Why Humankind Isn’t Ready for the Bionic Revolution
WHY YOU SHOULD CARE
Because living longer comes at a price.
Michael Bess is a professor of history at Vanderbilt University. His most recent book is Our Grandchildren Redesigned: Life in the Bioengineered Society of the Near Future.
In the coming decades — probably sooner than most people realize — the next great wave of technological change will hit us. Its impact will be similar in scope to the advent of computers, cell phones and the internet. But it won’t be our gadgets being transformed; it will be our bodies and minds.
This shift will cut even more deeply than the great industrial revolutions of the past. It will alter how we make a living, communicate and interact while giving us increasingly direct control over our physical and mental states. Sounds great, right? There’s just one problem: Humankind simply isn’t ready.
We should deliberately postpone radical forms of self-modification until society has had a chance to gauge the consequences and acclimate to them.

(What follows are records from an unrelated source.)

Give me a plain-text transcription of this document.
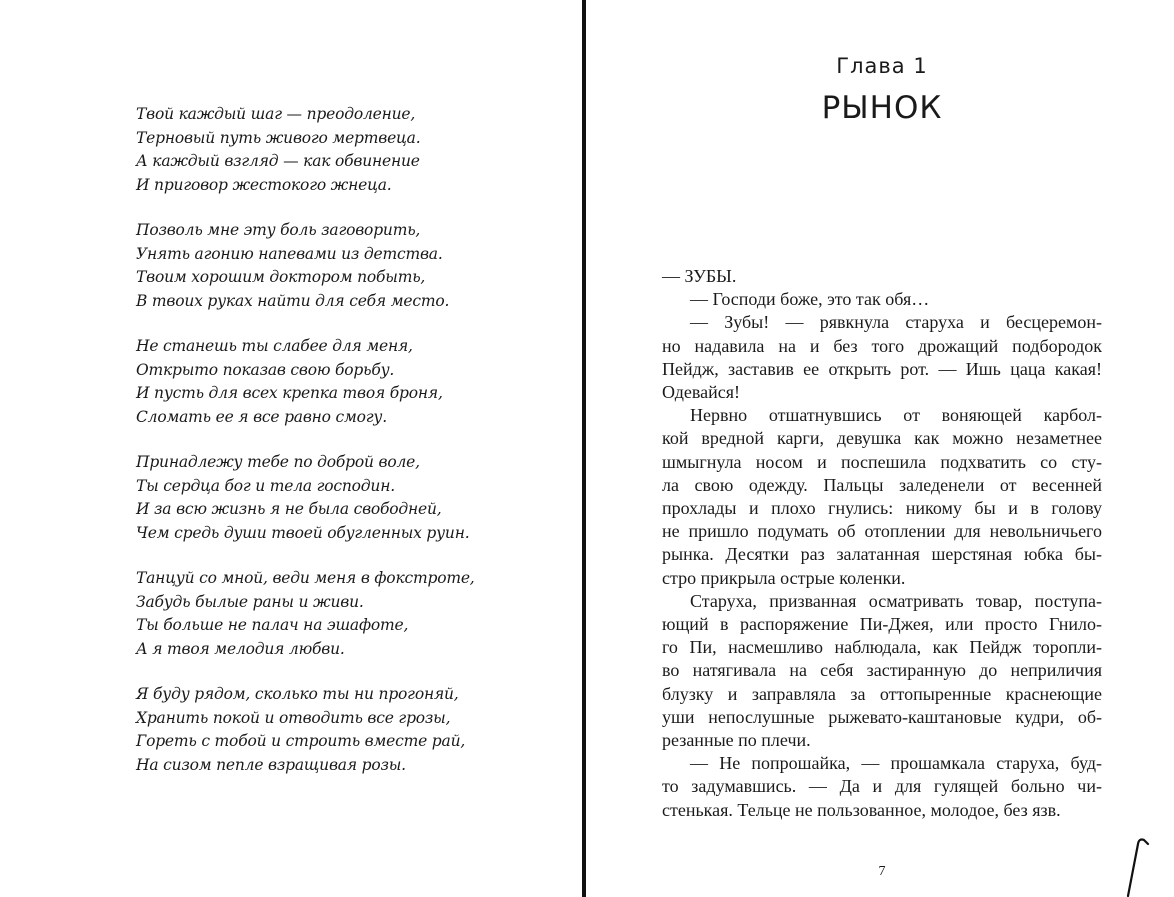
Твой каждый шаг — преодоление,
Терновый путь живого мертвеца.
А каждый взгляд — как обвинение
И приговор жестокого жнеца.
Позволь мне эту боль заговорить,
Унять агонию напевами из детства.
Твоим хорошим доктором побыть,
В твоих руках найти для себя место.
Не станешь ты слабее для меня,
Открыто показав свою борьбу.
И пусть для всех крепка твоя броня,
Сломать ее я все равно смогу.
Принадлежу тебе по доброй воле,
Ты сердца бог и тела господин.
И за всю жизнь я не была свободней,
Чем средь души твоей обугленных руин.
Танцуй со мной, веди меня в фокстроте,
Забудь былые раны и живи.
Ты больше не палач на эшафоте,
А я твоя мелодия любви.
Я буду рядом, сколько ты ни прогоняй,
Хранить покой и отводить все грозы,
Гореть с тобой и строить вместе рай,
На сизом пепле взращивая розы.
Глава 1
РЫНОК
— ЗУБЫ.
— Господи боже, это так обя…
— Зубы! — рявкнула старуха и бесцеремон-
но надавила на и без того дрожащий подбородок
Пейдж, заставив ее открыть рот. — Ишь цаца какая!
Одевайся!
Нервно отшатнувшись от воняющей карбол-
кой вредной карги, девушка как можно незаметнее
шмыгнула носом и поспешила подхватить со сту-
ла свою одежду. Пальцы заледенели от весенней
прохлады и плохо гнулись: никому бы и в голову
не пришло подумать об отоплении для невольничьего
рынка. Десятки раз залатанная шерстяная юбка бы-
стро прикрыла острые коленки.
Старуха, призванная осматривать товар, поступа-
ющий в распоряжение Пи-Джея, или просто Гнило-
го Пи, насмешливо наблюдала, как Пейдж торопли-
во натягивала на себя застиранную до неприличия
блузку и заправляла за оттопыренные краснеющие
уши непослушные рыжевато-каштановые кудри, об-
резанные по плечи.
— Не попрошайка, — прошамкала старуха, буд-
то задумавшись. — Да и для гулящей больно чи-
стенькая. Тельце не пользованное, молодое, без язв.
7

Through the use of pharmaceuticals, we are learning how to modulate our moods, boost our physical and mental performance and increase our longevity and vitality. With prostheses, skull caps, wearable headsets and other bioelectronic devices, we are not only healing the blind and the paralyzed but beginning to reconfigure our bodies, enhance our memories and generate entirely new ways of interacting with machines. Thanks to genetic interventions, we are neutralizing once “incurable” diseases and opening up the very real possibility of taking evolution into our own hands — and completely overhauling the human “platform.”
The results will be mixed. Some of these new bioenhanced capabilities will be splendid. People will live longer, healthier, more productive lives. They will connect in seamless webs of direct interactivity and be able to fine-tune their moods and thought processes. They will interact with machines in entirely new ways, and their augmented brains will generate staggeringly complex and subtle forms of knowledge and insight.
At the same time, the advent of these new technologies will confront our society with formidable questions:
- Will the best enhancements be prohibitively expensive and available to just a privileged few, radically worsening the gap between haves and have-nots?
- If these technologies raise the bar of “normal,” won’t they force us all to engage in constant upgrades — making us nothing short of Humans 95, Humans XP, Humans 7, Humans 10?
- Will those who refuse become like obsolete technologies, hopelessly outclassed by modified humans?
- If we can sculpt our moods at will — simply by choosing from a wide array of sophisticated pills or by using a bioelectronic skull cap to manipulate our brains — which emotional states will constitute the “real” us?
- If people live healthy and mentally vigorous lives that span 130 to 160 years (perhaps even longer), what impact will this have on marriage and family, population levels and ecological pressures, not to mention our sense of life’s meaning and purpose?
Until recently in human history, major technological watersheds came about incrementally, spread over centuries or longer. People and social systems had time to adapt by gradually developing new values, norms and habits to accommodate the transformation. This is not the case with the current epochal shift. This time, the radical innovations are hitting us with relative suddenness — in a time frame that encompasses four or five decades, a century at most.
Some of the factors propelling this process will reflect our baser nature: greed, competition, envy and the lust for power. Others will arise from noble sentiments, like the desire to see loved ones succeed, thirst for originality and aspirations to achieve and know more. These forces will be hard enough in themselves to resist, but they will be further strengthened by the involvement of large-scale business interests, for whom these technologies will offer major profits. This nexus of impulses and ideals, economic and social forces will generate a seemingly irresistible pressure to go faster, faster, faster.
But restraint is the smarter path. We should deliberately postpone radical forms of self-modification until society has had a chance to gauge the consequences and acclimate to them. Some of these technologies will have to be banned outright, both by national governments and through international treaties. An example would be a brain-scanning machine that allows people to read the thoughts of others without their consent. All bioenhancements will need to be regulated to make sure they are safe and effective. Above all, citizens will need to be educated about the hidden dangers of these tantalizing but potentially harmful extensions of human performance. If we permit these kinds of technologies to advance too quickly, the resulting social stresses could end up destabilizing civilization. The likelihood of major unintended effects should compel us all to proceed slowly, and with great humility, as we drive down this road.